Today’s Advice from the Heart:
Friends, the things you desire give no more satisfaction than drinking sea water, therefore practice contentment.
One of the deeper lessons of Buddhism rests in the realization that desire creates suffering. It is a difficult concept for the western mind to embrace, as so much of our culture posits that ‘to want’ and to strive ceaselessly toward attaining what is wanted is positive and indicative of personal growth and proper orientation to the world.
We are not prone to considering the reality that wanting without having creates a sense of lack, loss, and, eventually, despair for both. Nor are we very willing to consider or embrace the notion that culling ‘want’ from our lives might reduce the level of pressure and stress so many of us find part of daily existence.
More personally, I can say that I have a very specific want that has bedeviled my footsteps most of my life. (I suppose to say there is only one might be a bit misleading, but on the scale of overall existence, there really is only one thing that has been a consistent ‘want’ and lacking.)
I count it a gift that, over time and through life’s various adventures, I’ve managed to cull ‘wanting’ all the things society and culture tells us we ‘should’ want (need?). The realization that I will continue and yes, survive, most any disaster that comes my way has been a very liberating thing. Certainly, it has greatly contributed to my overall peace of mind in relation to daily contentment (it is, after all, rather difficult to feel a wanting for things revealed as utterly replaceable, transient, or impossible).
There is a great, long list of things I no longer want, but rather than regale you with them (and sound pompous or vain for the doing), I’ll simply say that loosing those wants has definitely resulted in a pervasive sense of contentment in most areas of my life… which seems to demonstrate the foundational truth that learning how NOT to want things does, indeed, result in contentment.
Practicing contentment, on the other hand, is damned difficult when there is a specific something you desire/want and cannot seem to find the way to obtain or to be peaceful or content without having.
I also find it to be true that constantly engaging in pursuit of what is desired/wanted is very much appropriately described as in this piece of advise, to be as thirsty as if one were drinking salt water. I don’t know if you’ve ever tried drinking salt water when you’re really thirsty, but it is an exercise in active torment and torture… you know you’re drinking and you want it to satiate the thirst, but it not only doesn’t, it actively increases it. The analogy is rather apt, to say the least.

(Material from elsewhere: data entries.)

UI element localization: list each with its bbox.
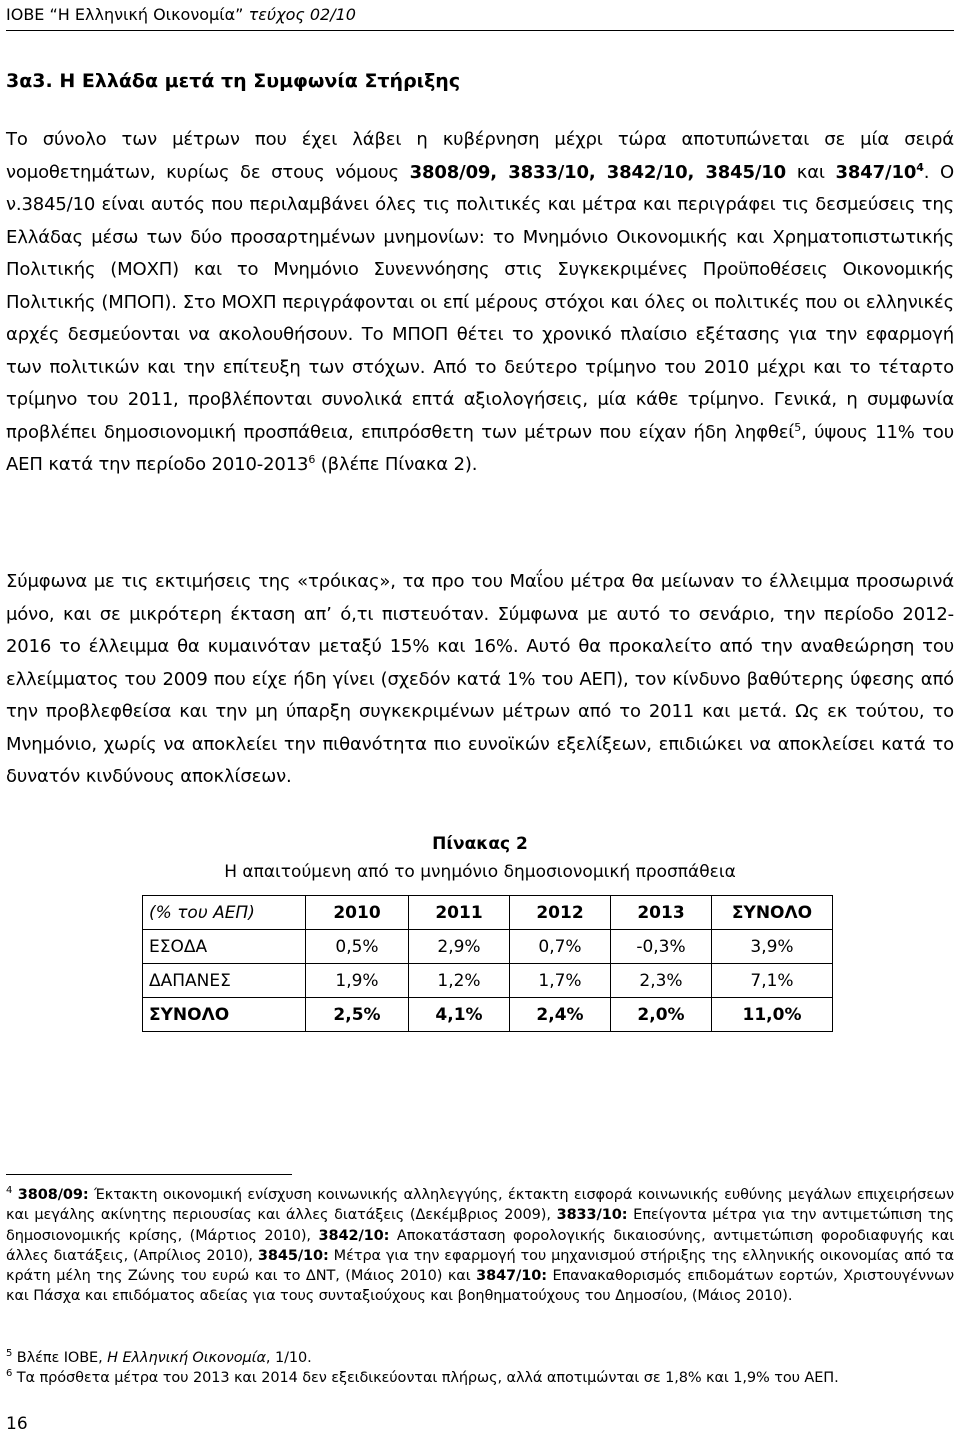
paragraph-1-text: , ύψους 11% του ΑΕΠ κατά την περίοδο 2010-2013 [6, 421, 954, 475]
paragraph-1-text: Το σύνολο των μέτρων που έχει λάβει η κυβέρνηση μέχρι τώρα αποτυπώνεται σε μία σειρά νομοθετημάτων, κυρίως δε στους νόμους [6, 129, 954, 183]
footnote-law: 3833/10: [556, 1207, 628, 1224]
table-cell: ΕΣΟΔΑ [143, 930, 306, 964]
table-subtitle: Η απαιτούμενη από το μνημόνιο δημοσιονομική προσπάθεια [224, 862, 736, 882]
footnote-text: Αποκατάσταση φορολογικής δικαιοσύνης, αντιμετώπιση φοροδιαφυγής και άλλες διατάξεις, (Απρίλιος 2010), [6, 1227, 954, 1264]
table-cell: 2,9% [409, 930, 510, 964]
section-title: 3α3. Η Ελλάδα μετά τη Συμφωνία Στήριξης [6, 70, 461, 92]
paragraph-1-text: . Ο ν.3845/10 είναι αυτός που περιλαμβάνει όλες τις πολιτικές και μέτρα και περιγράφει τις δεσμεύσεις της Ελλάδας μέσω των δύο προσαρτημένων μνημονίων: το Μνημόνιο Οικονομικής και Χρηματοπιστωτικής Πολιτικής (ΜΟΧΠ) και το Μνημόνιο Συνεννόησης στις Συγκεκριμένες Προϋποθέσεις Οικονομικής Πολιτικής (ΜΠΟΠ). Στο ΜΟΧΠ περιγράφονται οι επί μέρους στόχοι και όλες οι πολιτικές που οι ελληνικές αρχές δεσμεύονται να ακολουθήσουν. Το ΜΠΟΠ θέτει το χρονικό πλαίσιο εξέτασης για την εφαρμογή των πολιτικών και την επίτευξη των στόχων. Από το δεύτερο τρίμηνο του 2010 μέχρι και το τέταρτο τρίμηνο του 2011, προβλέπονται συνολικά επτά αξιολογήσεις, μία κάθε τρίμηνο. Γενικά, η συμφωνία προβλέπει δημοσιονομική προσπάθεια, επιπρόσθετη των μέτρων που είχαν ήδη ληφθεί [6, 161, 954, 443]
table-cell: 3,9% [712, 930, 833, 964]
table-cell: 0,7% [510, 930, 611, 964]
table-cell: 4,1% [409, 998, 510, 1032]
header-title: ΙΟΒΕ “Η Ελληνική Οικονομία” [6, 5, 249, 24]
paragraph-1-text: (βλέπε Πίνακα 2). [315, 454, 478, 475]
footnote-text: , 1/10. [265, 1350, 312, 1366]
footnote-4 [6, 1185, 954, 1307]
table-header-cell: 2012 [510, 896, 611, 930]
table-header-cell: 2013 [611, 896, 712, 930]
footnote-number: 6 [6, 1368, 13, 1379]
footnote-law: 3842/10: [318, 1227, 390, 1244]
footnote-text: Επείγοντα μέτρα για την αντιμετώπιση της δημοσιονομικής κρίσης, (Μάρτιος 2010), [6, 1207, 954, 1244]
fiscal-effort-table [142, 895, 833, 1032]
table-header-cell: 2010 [306, 896, 409, 930]
footnote-text: Βλέπε ΙΟΒΕ, [12, 1350, 108, 1366]
table-total-row [143, 998, 833, 1032]
publication-title: Η Ελληνική Οικονομία [107, 1350, 266, 1366]
table-cell: 1,7% [510, 964, 611, 998]
footnote-6 [6, 1368, 954, 1388]
table-cell: 2,0% [611, 998, 712, 1032]
page-number: 16 [6, 1414, 28, 1434]
paragraph-1 [6, 124, 954, 482]
table-cell: ΔΑΠΑΝΕΣ [143, 964, 306, 998]
table-cell: ΣΥΝΟΛΟ [143, 998, 306, 1032]
table-cell: 1,2% [409, 964, 510, 998]
table-header-cell: 2011 [409, 896, 510, 930]
table-title: Πίνακας 2 [432, 834, 528, 854]
table-cell: 2,5% [306, 998, 409, 1032]
footnote-text: Έκτακτη οικονομική ενίσχυση κοινωνικής αλληλεγγύης, έκτακτη εισφορά κοινωνικής ευθύνης μεγάλων επιχειρήσεων και μεγάλης ακίνητης περιουσίας και άλλες διατάξεις (Δεκέμβριος 2009), [6, 1187, 954, 1224]
table-cell: 2,4% [510, 998, 611, 1032]
table-cell: 2,3% [611, 964, 712, 998]
footnote-ref-6: 6 [308, 453, 316, 466]
table-cell: 1,9% [306, 964, 409, 998]
header-issue: τεύχος 02/10 [248, 5, 356, 24]
table-cell: 7,1% [712, 964, 833, 998]
footnote-law: 3847/10: [476, 1268, 547, 1285]
footnote-text: Τα πρόσθετα μέτρα του 2013 και 2014 δεν εξειδικεύονται πλήρως, αλλά αποτιμώνται σε 1,8% και 1,9% του ΑΕΠ. [12, 1370, 839, 1386]
paragraph-2: Σύμφωνα με τις εκτιμήσεις της «τρόικας», τα προ του Μαΐου μέτρα θα μείωναν το έλλειμμα προσωρινά μόνο, και σε μικρότερη έκταση απ’ ό,τι πιστευόταν. Σύμφωνα με αυτό το σενάριο, την περίοδο 2012-2016 το έλλειμμα θα κυμαινόταν μεταξύ 15% και 16%. Αυτό θα προκαλείτο από την αναθεώρηση του ελλείμματος του 2009 που είχε ήδη γίνει (σχεδόν κατά 1% του ΑΕΠ), τον κίνδυνο βαθύτερης ύφεσης από την προβλεφθείσα και την μη ύπαρξη συγκεκριμένων μέτρων από το 2011 και μετά. Ως εκ τούτου, το Μνημόνιο, χωρίς να αποκλείει την πιθανότητα πιο ευνοϊκών εξελίξεων, επιδιώκει να αποκλείσει κατά το δυνατόν κινδύνους αποκλίσεων. [6, 571, 954, 787]
table-cell: 11,0% [712, 998, 833, 1032]
footnote-law: 3808/09: [17, 1187, 89, 1203]
table-cell: 0,5% [306, 930, 409, 964]
paragraph-1-text: και [786, 161, 836, 183]
table-cell: -0,3% [611, 930, 712, 964]
footnote-ref-4: 4 [916, 160, 924, 174]
table-row [143, 964, 833, 998]
footnote-number: 5 [6, 1348, 13, 1359]
footnote-separator [6, 1174, 292, 1175]
table-header-cell: ΣΥΝΟΛΟ [712, 896, 833, 930]
footnote-5 [6, 1348, 954, 1368]
law-numbers: 3808/09, 3833/10, 3842/10, 3845/10 [409, 161, 787, 183]
table-header-row [143, 896, 833, 930]
running-header [6, 4, 954, 31]
footnote-text: Επανακαθορισμός επιδομάτων εορτών, Χριστουγέννων και Πάσχα και επιδόματος αδείας για τους συνταξιούχους και βοηθηματούχους του Δημοσίου, (Μάιος 2010). [6, 1268, 954, 1305]
footnote-text: Μέτρα για την εφαρμογή του μηχανισμού στήριξης της ελληνικής οικονομίας από τα κράτη μέλη της Ζώνης του ευρώ και το ΔΝΤ, (Μάιος 2010) και [6, 1247, 954, 1285]
footnote-ref-5: 5 [794, 420, 802, 434]
footnote-law: 3845/10: [257, 1247, 329, 1264]
law-number: 3847/10 [835, 161, 917, 183]
footnote-number: 4 [6, 1185, 13, 1196]
table-header-cell: (% του ΑΕΠ) [143, 896, 306, 930]
table-row [143, 930, 833, 964]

My current endeavors center around working with myself on finding ways to be content with what is, what I have, what I do not lack, and to use reminders along these lines to minimize the feeling of lack and loss that so often rises for the desire/want of that which I do not.
It doesn’t always work. Hrm. No, actually, it works quite well most times. But there are times when nothing really helps and the only thing left is to embrace the abject sense of despair and swim in it for a time. Really wallow, be all ‘Eeyore down by the riverbank’ with it. I suppose we take comfort where we can find it, even if, sometimes, the only place to find comfort is self-pity. (sigh)
Practicing contentment is an admirable effort, regardless how often one may or may not manage undertaking it, and there is, I think, definite benefit to actively turning the mind toward the notion, even if it may only be borne temporarily before all the messy emotions and ego grasping insist on having ‘equal time’.
I don’t know about you, but the wants in my life tend not to be of that fleeting, ‘Gee it would be nice’ variety and tend much more toward the ‘Good grief, why is it so difficult for me to find X!’ variety. You know the sort, that which makes you wonder if there’s something seriously and severely wrong with you that you can’t manage to obtain X.
I suppose another helpful notion in relation to practicing contentment might be to accept that not having X may not have a darn thing to do with you (or there being something seriously or severely wrong), but simply that, for whatever reason (i.e., the hard part, the part that drives one absolutely apeshit crazy trying to figure it out), X just isn’t available at the moment.
I do TRY to manage such things in relation to my X… but I admit, it doesn’t usually work, and most times, it’s because I’m not really willing to admit that X is not available and, truthfully? Sometimes, I’m more convinced that if I just try harder or make myself be other than as and who I am, X would be more readily available to me.
Needless to say, that’s a terrible thing to do, as it posits that as and who one is isn’t good enough and how helpful is that? Not only this, I have experienced the reality that playing those kind of games with myself only seems to more effectively communicate to the rest of the world just how profoundly ‘unready’ I am for X, which only underscores the wisdom of practicing contentment — how else could one ever learn the need to be happy and at peace with oneself? How else might one ever hope to convey that sense of being to the world if it is not held within oneself?
The abyss between the intellectual understanding and the active assimilation and ‘living’ of it is rather impressive and often disturbing to me. But this too, is helpful, as it keeps all of it firmly in the front of my mind to serve as reminder why this piece of advice from the heart is, in fact, a very helpful thing to purpose oneself toward:
The only way to find contentment is to practice it until one reaches the point at which practice becomes reality.